Examens complémentaires

  • Aucun examen complémentaire (biologique et radiologique) n'est nécessaire en systématique en cas de prise en charge ambulatoire B
  • Certains peuvent se discuter :
    • La recherche des virus de la grippe en période épidémique pouvant conduire à la prescription d'un antiviral spécifique C
    • Une radiographie du thorax dans les formes les plus graves, ou pour rechercher un diagnostic différentiel B

Traitement non médicamenteux

Désobstruction des voies aériennes supérieures

  • La désobstruction des voies aériennes supérieures est nécessaire pour optimiser la respiration du nourrisson C
  • Aucune technique de désobstruction n'a démontré de supériorité. Toutefois, les aspirations nasopharyngées ont plus d'effets secondaires et ne sont pas recommandées C
  • Fiche information pour les parents

Conseils nutritionnels

  • Il est recommandé de fractionner l'alimentation A et de poursuivre l'allaitement maternel, si besoin avec l'aide d'un tire-lait AE
  • En cas de diminution de plus de 50% des apports habituels, une hospitalisation s'impose pour administrer une alimentation entérale en 1e intention, ou une hydratation intra-veineuse (2e intention) AE

Conseils vis-à-vis de l'environnement

  • Couchage du nourrisson : le nourrisson doit être couché à plat dos, selon les recommandations dans la prévention de la mort inattendue du nourrisson (MIN)has0013f.
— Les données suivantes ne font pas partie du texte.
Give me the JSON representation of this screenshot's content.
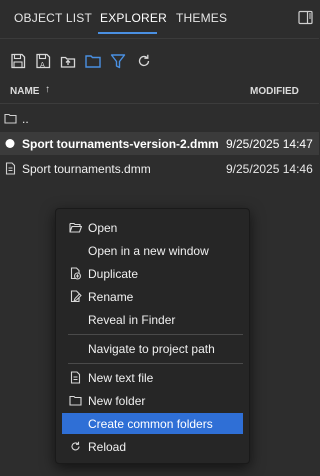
{
  "tabs": [
    {
      "label": "OBJECT LIST"
    },
    {
      "label": "EXPLORER"
    },
    {
      "label": "THEMES"
    }
  ],
  "toolbar": {
    "icons": [
      "save-icon",
      "save-as-icon",
      "upload-icon",
      "folder-icon",
      "filter-icon",
      "reload-icon"
    ],
    "accent": "#4a90e2"
  },
  "columns": {
    "name": "NAME",
    "sort_indicator": "↑",
    "modified": "MODIFIED"
  },
  "rows": [
    {
      "name": "..",
      "modified": "",
      "icon": "folder-icon"
    },
    {
      "name": "Sport tournaments-version-2.dmm",
      "modified": "9/25/2025 14:47",
      "icon": "active-dot-icon",
      "selected": true
    },
    {
      "name": "Sport tournaments.dmm",
      "modified": "9/25/2025 14:46",
      "icon": "file-icon"
    }
  ],
  "context_menu": {
    "items": [
      {
        "label": "Open",
        "icon": "folder-open-icon"
      },
      {
        "label": "Open in a new window",
        "icon": ""
      },
      {
        "label": "Duplicate",
        "icon": "duplicate-icon"
      },
      {
        "label": "Rename",
        "icon": "rename-icon"
      },
      {
        "label": "Reveal in Finder",
        "icon": ""
      },
      {
        "label": "Navigate to project path",
        "icon": ""
      },
      {
        "label": "New text file",
        "icon": "new-file-icon"
      },
      {
        "label": "New folder",
        "icon": "new-folder-icon"
      },
      {
        "label": "Create common folders",
        "icon": "",
        "highlighted": true
      },
      {
        "label": "Reload",
        "icon": "reload-icon"
      }
    ],
    "highlight_color": "#2f6fd6"
  }
}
Aucune étude ne permet de recommander la position proclive A
  • Tabagisme : proposer un sevrage tabagiquehas0028f aux parents et rechercher toutes les autres causes d'agression bronchique (cannabis, cigarette électronique, poêle à bois) AE
  • Température dans la chambre du nourrisson : idéalement à 19 °C (voir recommandations concernant la MIN has0013fA
  • Hygiène :
    • en consultation : il est recommandé de se laver les mains à l'eau et au savon ou avec un soluté hydroalcoolique et de porter un masque chirurgical ou FFP2 A
    • à domicile ou chez la nourrice, il est recommandé de se laver les mains avec un soluté hydroalcoolique ou à défaut à l'eau et au savon A
  • Mesures d'éviction :
    • pas de recommandations d'éviction de collectivités, mais en phase aigüe de bronchiolite leur fréquentation est déconseillée AE
    • il est recommandé aux nourrissons à haut risque de bronchiolite grave (âgés de moins de 3 mois, prématurés, atteints de maladie respiratoires ou cardiaques, immunodéprimés) d'éviter les collectivités en période épidémique.

Kinésithérapie respiratoire

  • La kinésithérapie respiratoire de désencombrement bronchique, en l'absence de données, n'est pas recommandée en ambulatoire, mais peut se discuter chez le nourrisson en cas de comorbidité (ex. : pathologie neuromusculaire, respiratoire chronique) AE
  • Les techniques de kinésithérapie respiratoire par drainage postural, vibration, clapping sont contre-indiquées dans la bronchiolite aiguë A

Oxygénothérapie

  • Dans les formes graves ou modérées nécessitant une hospitalisation.

Traitement médicamenteux

  • Aucun traitement médicamenteux n'est recommandé en soins primaires.
  • Une antibiothérapie se justifie uniquement en cas d'infection bactérienne documentée ou fortement suspectée (rarement associée à la bronchiolite) A
Tableau 2. Traitement médicamenteux non recommandés ou contre-indiqués dans la bronchiolite aiguë du nourrisson de moins de 12 mois

Suivi

  • La phase aigüe de la bronchiolite dure environ 10 jours mais une toux isolée, habituellement diurne, peut persister jusqu'à 4 semaines.
  • Les 48 premières heures sont les plus à risque d'aggravation et nécessitent une réévaluation dans certains cas tableau 3 .
Tableau 3. Rythme et modalités du suivi pendant les 48 premières heures en ambulatoire
 

Prévention

Chez le nourrisson à haut risque de bronchiolite grave (âgés de moins de 3 mois, prématurés, atteints de maladie respiratoires ou cardiaques, immunodéprimés), l'utilisation du Palivizumab doit se faire dans le respect des indications de la commission de transparence.